Le cas des réfugiés syriens continue de faire l’actualité du Liban. Le président Michel Aoun s’est rendu à Strasbourg où il a prononcé un discours au parlement Européen, mardi dernier. Le chef d’Etat a expliqué que cette crise devenait un « fardeau insupportable » pour son pays, accusant la communauté internationale d’avoir failli à ses missions. Plus de détails avec Ecomnews Med.

Bien que le bourbier syrien commence à envoyer des signes positifs, le Liban continue de payer le prix fort face à la stagnation de la situation des réfugiés syriens. Le Pays du Cèdre a accueilli, « au nom de la solidarité humaine » selon son président, plus d’un million et demi de réfugiés qui ont fui les combats en Syrie. « C’est un chiffre énorme pour un petit pays comme le Liban », a notamment rappelé M. Aoun.

Des ressources limitées, une forte densité démographique, des blocages politiques à répétition et des relations difficiles avec ses voisins… le Liban n’avait pas vraiment besoin d’une autre crise de cette envergure.

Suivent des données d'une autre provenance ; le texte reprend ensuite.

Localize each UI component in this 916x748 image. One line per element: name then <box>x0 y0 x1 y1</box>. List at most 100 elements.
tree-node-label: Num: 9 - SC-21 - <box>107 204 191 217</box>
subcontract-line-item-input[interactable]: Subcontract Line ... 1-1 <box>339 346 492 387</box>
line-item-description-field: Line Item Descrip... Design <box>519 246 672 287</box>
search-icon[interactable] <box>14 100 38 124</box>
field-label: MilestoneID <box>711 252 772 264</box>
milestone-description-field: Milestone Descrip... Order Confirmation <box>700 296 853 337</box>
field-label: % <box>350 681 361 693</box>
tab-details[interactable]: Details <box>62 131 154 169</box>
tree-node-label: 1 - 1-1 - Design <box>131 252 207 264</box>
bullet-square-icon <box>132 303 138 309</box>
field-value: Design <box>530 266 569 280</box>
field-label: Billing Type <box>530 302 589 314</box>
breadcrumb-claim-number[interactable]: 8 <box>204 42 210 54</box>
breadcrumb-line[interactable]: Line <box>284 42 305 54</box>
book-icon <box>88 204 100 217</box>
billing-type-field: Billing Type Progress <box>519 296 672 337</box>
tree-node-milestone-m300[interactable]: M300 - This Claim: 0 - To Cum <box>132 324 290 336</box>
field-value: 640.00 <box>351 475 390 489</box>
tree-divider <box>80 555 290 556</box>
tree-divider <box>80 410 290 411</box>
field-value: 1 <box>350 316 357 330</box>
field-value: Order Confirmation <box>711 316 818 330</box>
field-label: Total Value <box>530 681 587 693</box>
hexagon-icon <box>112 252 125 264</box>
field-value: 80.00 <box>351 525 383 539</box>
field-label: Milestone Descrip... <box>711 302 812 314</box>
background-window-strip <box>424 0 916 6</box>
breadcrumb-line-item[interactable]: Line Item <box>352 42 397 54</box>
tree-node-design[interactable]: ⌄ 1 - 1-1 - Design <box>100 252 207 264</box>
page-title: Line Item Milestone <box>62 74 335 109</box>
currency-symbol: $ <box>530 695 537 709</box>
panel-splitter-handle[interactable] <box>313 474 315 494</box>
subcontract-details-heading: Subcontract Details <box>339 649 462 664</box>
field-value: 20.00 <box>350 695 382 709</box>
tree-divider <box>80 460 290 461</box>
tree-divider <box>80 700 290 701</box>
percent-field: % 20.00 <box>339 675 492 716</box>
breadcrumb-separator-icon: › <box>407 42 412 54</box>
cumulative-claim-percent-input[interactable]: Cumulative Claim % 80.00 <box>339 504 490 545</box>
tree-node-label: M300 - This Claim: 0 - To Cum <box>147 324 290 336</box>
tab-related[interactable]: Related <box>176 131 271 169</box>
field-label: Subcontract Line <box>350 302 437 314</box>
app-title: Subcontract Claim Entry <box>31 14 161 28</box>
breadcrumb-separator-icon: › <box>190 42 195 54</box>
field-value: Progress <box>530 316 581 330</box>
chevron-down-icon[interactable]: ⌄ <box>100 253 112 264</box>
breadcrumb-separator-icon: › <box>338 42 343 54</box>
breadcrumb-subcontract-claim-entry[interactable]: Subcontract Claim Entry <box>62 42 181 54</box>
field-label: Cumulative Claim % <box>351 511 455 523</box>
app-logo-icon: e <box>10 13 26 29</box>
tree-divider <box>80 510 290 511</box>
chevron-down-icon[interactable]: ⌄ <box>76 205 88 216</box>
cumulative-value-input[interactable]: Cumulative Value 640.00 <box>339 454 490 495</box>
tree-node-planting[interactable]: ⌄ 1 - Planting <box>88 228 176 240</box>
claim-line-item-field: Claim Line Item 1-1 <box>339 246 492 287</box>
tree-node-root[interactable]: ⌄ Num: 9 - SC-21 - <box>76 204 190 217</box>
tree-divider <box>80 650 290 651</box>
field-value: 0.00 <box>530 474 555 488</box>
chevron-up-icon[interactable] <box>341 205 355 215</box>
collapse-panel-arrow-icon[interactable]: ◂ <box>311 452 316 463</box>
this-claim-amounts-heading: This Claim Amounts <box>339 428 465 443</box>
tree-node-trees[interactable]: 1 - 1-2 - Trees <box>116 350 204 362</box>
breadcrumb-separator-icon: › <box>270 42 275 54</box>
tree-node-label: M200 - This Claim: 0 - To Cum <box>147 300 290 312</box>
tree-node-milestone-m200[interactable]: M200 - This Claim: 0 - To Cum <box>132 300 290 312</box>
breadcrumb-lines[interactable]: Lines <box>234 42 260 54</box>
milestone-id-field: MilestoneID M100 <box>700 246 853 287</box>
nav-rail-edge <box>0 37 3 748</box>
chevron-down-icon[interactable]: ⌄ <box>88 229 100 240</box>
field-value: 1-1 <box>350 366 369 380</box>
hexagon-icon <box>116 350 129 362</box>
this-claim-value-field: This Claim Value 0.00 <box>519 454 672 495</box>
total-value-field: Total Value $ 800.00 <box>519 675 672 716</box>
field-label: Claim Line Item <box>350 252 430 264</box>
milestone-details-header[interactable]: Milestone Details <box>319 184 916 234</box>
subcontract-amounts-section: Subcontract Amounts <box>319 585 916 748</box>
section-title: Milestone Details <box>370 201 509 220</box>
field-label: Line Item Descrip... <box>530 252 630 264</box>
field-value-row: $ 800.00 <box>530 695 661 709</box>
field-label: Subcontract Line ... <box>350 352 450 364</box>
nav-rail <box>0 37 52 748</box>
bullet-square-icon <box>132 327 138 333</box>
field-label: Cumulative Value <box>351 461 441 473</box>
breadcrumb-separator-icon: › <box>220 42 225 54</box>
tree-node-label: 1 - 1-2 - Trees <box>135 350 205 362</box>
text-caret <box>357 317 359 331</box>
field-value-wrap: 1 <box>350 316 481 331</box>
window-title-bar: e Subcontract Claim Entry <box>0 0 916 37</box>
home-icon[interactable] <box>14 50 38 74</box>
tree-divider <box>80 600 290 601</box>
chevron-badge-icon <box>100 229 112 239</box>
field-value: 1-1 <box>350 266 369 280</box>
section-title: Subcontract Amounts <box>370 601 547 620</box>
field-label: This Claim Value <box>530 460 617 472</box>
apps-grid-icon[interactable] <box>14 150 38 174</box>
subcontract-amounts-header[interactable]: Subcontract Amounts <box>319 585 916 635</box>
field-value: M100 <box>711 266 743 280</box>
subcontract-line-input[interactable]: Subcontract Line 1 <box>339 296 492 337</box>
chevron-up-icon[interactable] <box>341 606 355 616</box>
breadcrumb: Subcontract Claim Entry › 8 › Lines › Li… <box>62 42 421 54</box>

Lorsque l’on ajoute à cela un taux de chômage élevé et des infrastructures souvent défaillantes, on comprend les sorties répétées du sommet de l’Etat.

Les conséquences sont « dévastatrices sur les secteurs économique, sécuritaire et social », a déclaré le président. Pour conclure, M. Aoun a taclé la communauté internationale qui aurait « failli à ses responsabilités » en ne prenant pas en compte le principe de partage des charges entre Etats pour minimiser l’impact de cette crise sur un pays « essentiel à la stabilité de la région ».

Le Liban pour « un retour sûr et digne des réfugiés syriens »

Selon le président M. Aoun, le Liban cherche activement une solution à la gestion du problème de l’afflux des réfugiés syriens sur son territoire, dans la « sécurité et la dignité », mais sans « tolérer un retard supplémentaire ». Le pays compte s’inspirer de l’initiative russe et s’oppose à la solution politique qui « tarde à venir ».